How to use .htaccess to secure admin pages

Well hasn't it been a busy summer? No Blog Posts can only mean one thing, lots and lots of work! The site has had a huge overhaul and not only on its front end! I've implemented a lot of backend PHP scripts to help dynamically load content for the site and to create an admin page which allows me to add content without going near a text editor. I can now log in securely to my admin page from any web browser and drop a new blog post, or update an old one, add a project or publish some of my work. All thanks to a little PHP and a new tool in my repertoire, .htaccess.As I mentioned in my last post 'No Front Without Back', I was looking to learn either some PHP or node.js. After speaking with some people in the business, I felt node.js would be a much harder mountain to climb, and with PHP having so much documentation and online support, it would be an easier route. The key was to remember that I'm a front end developer and although a grasp of backend languages is good, lets not run before we can walk eh?

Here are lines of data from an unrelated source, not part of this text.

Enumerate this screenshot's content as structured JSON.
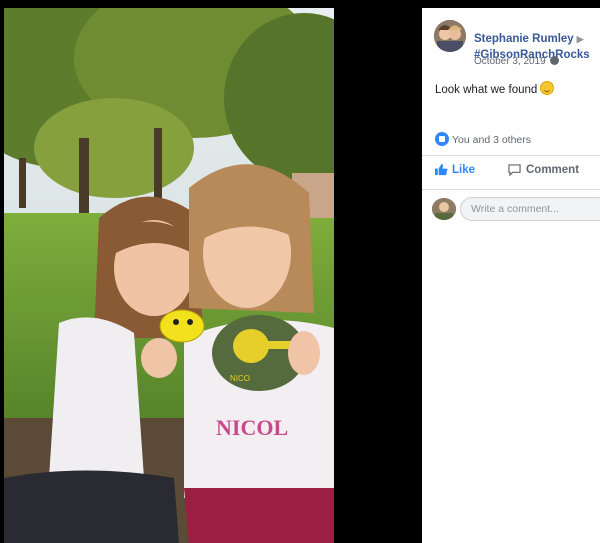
{
  "post": {
    "author": "Stephanie Rumley",
    "group": "#GibsonRanchRocks",
    "date": "October 3, 2019",
    "text": "Look what we found",
    "reactions_text": "You and 3 others"
  },
  "actions": {
    "like_label": "Like",
    "comment_label": "Comment"
  },
  "comment_box": {
    "placeholder": "Write a comment..."
  },
  "photo": {
    "rock_text": "NICO",
    "shirt_text": "NICOL"
  },
  "icons": [
    "globe-icon",
    "like-reaction-icon",
    "thumbs-up-icon",
    "comment-icon",
    "smiley-emoji"
  ],
  "colors": {
    "link": "#385898",
    "like_blue": "#2d88ff",
    "background": "#000000"
  }
}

So I set about learning how to write JSON files to the server, then learnt about getting php to write html files and then how to get form data and have that put into said html files. File uploads were a stumbling block but with a little perseverance, I manages to get them down. Before I knew it, I'd written a page that writes its own pages. From there, with a little customisation, I had the backbone to my admin page.In truth, it wasn't as easy as that. Php seems easy to pick up, but difficult to master. A fair amount of trial and error went into the script and a ton of googling. Still, another flag down in the world of web development. Just another million or so to go! All this functionality meant nothing if I couldn't stop any old Joe from writing all over my page. That's where .htaccess came in. I had messed around with this before but never managed to get it working, partly due to the dodgy web hosting I was using before and partly due to my ignorance. The small amount of code I needed to write 2 files; a .htaccess file (to protect the admin page) and a .htpasswd file (to store the users and password), was a welcome change of pace. Let me screenshot my password file... Nah.